Scan for sensitive data
You can use Cloudflare Data Loss Prevention (DLP) to discover if files stored in a SaaS application contain sensitive data. To perform DLP scans in a SaaS app, first configure a DLP profile with the data patterns you want to detect, then add the profile to a CASB integration.
- Amazon Web Services (AWS) S3
- Box
- Dropbox
- Google Cloud Platform (GCP) Cloud Storage
- Google Drive
- Microsoft OneDrive
- Microsoft SharePoint
- Microsoft 365 Copilot
- OpenAI
- Anthropic
You may either use DLP profiles predefined by Cloudflare, or create your own custom profiles based on regex, predefined detection entries, datasets, and document fingerprints.
- In the Cloudflare dashboard ↗, go to Zero Trust > Data loss prevention > Profiles.
- Choose a predefined profile and select Edit.
- Enable one or more Detection entries according to your preferences.
- Select Save profile.
Most predefined profiles match when any enabled detection entry matches. The Personally Identifiable Information (PII) Record profile is an exception and requires at least three unique detection entries in close proximity before the profile matches.
Your DLP profile is now ready to use with CASB.
-
In the Cloudflare dashboard ↗, go to Zero Trust > Data loss prevention > Profiles.
-
Select Create profile.
-
Enter a name and optional description for the profile.
-
Add new or existing detection entries to the profile.
Add a custom entry
-
Select Add custom entry.
-
Choose the type of detection entry you want to create and configure its values.
For information on supported detection entry types, refer to Configure detection entries.
-
To save the detection entry, select Done.
Add existing entries
Existing entries include predefined and user-defined detection entries that you manage from the Detection entries section.
- Select Add existing entries.
- Choose which entries you want to add, then select Confirm.
- To save the detection entry, select Done.
-
-
(Optional) Add data classes to include reusable classification rules.
- Select Add data classes.
- Choose the data classes you want to add, then select Confirm.
-
(Optional) Use labels as match criteria for the profile.
- Select a sensitivity schema and minimum sensitivity level.
- Select a data tag group and one or more data tags.
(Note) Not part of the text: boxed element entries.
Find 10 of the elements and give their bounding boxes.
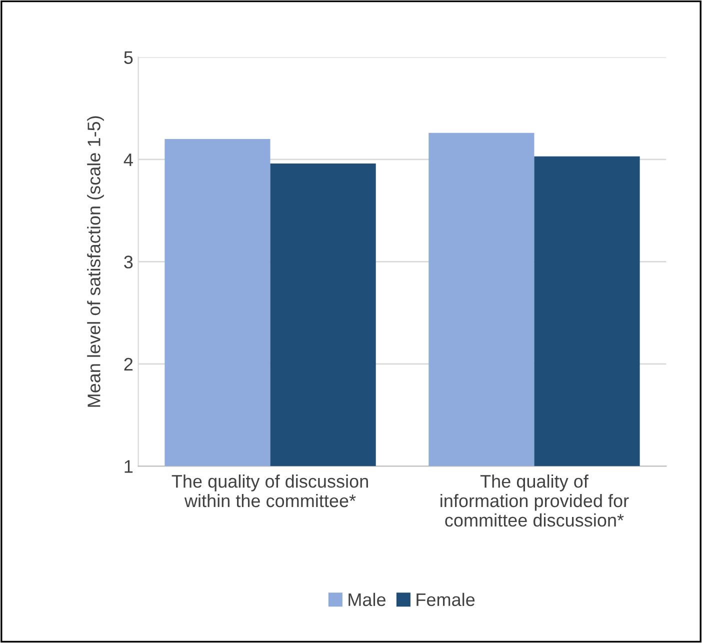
legend-label: Female bbox=[416, 592, 475, 606]
y-tick-label: 3 bbox=[124, 256, 133, 268]
y-tick-label: 5 bbox=[124, 51, 133, 64]
legend-label: Male bbox=[348, 592, 386, 606]
x-tick-label: The quality of discussion within the committee* bbox=[172, 474, 368, 508]
y-tick-label: 2 bbox=[124, 358, 133, 370]
x-tick-label: The quality of information provided for committee discussion* bbox=[440, 474, 629, 527]
y-tick-label: 1 bbox=[124, 460, 133, 473]
y-axis-title: Mean level of satisfaction (scale 1-5) bbox=[87, 116, 104, 407]
y-tick-label: 4 bbox=[124, 154, 133, 166]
For more information on labels, templates, and data classes, refer to Data Classification.
-
(Optional) Configure profile settings for the profile.
-
Select Save profile.
Your DLP profile is now ready to use with CASB.
For more information, refer to Configure a DLP profile.
- In the Cloudflare dashboard ↗, go to Zero Trust > Integrations > Cloud & SaaS.
- Select Add integration and choose a supported integration.
- During the setup process, you will be prompted to select DLP profiles for the integration.
- Select Save integration.
CASB will scan every publicly accessible file in the integration for text that matches the DLP profile. The initial scan may take up to a few hours to complete.
- In the Cloudflare dashboard ↗, go to Zero Trust > Integrations > Cloud & SaaS.
- Choose a supported integration and select Configure.
- Under DLP profiles, select the profiles that you want the integration to scan for.
- Select Save integration.
If you enable a DLP profile from the Manage integrations page, CASB will only scan publicly accessible files that have had a modification event since enabling the DLP profile. Modification events include changes to the following attributes:
- Contents of the file
- Name of the file
- Visibility of the file (only if changed to publicly accessible)
- Owner of the file
- Location of the file (for example, moved to a different folder)
In order to scan historical data, you must enable the DLP profile during the integration setup flow.
DLP in CASB will only scan:
- Text-based files such as documents, spreadsheets, and PDFs. Images are not supported.
- Files less than or equal 100 MB in size.
- Source code with a minimum size of 5 KB for Java and R.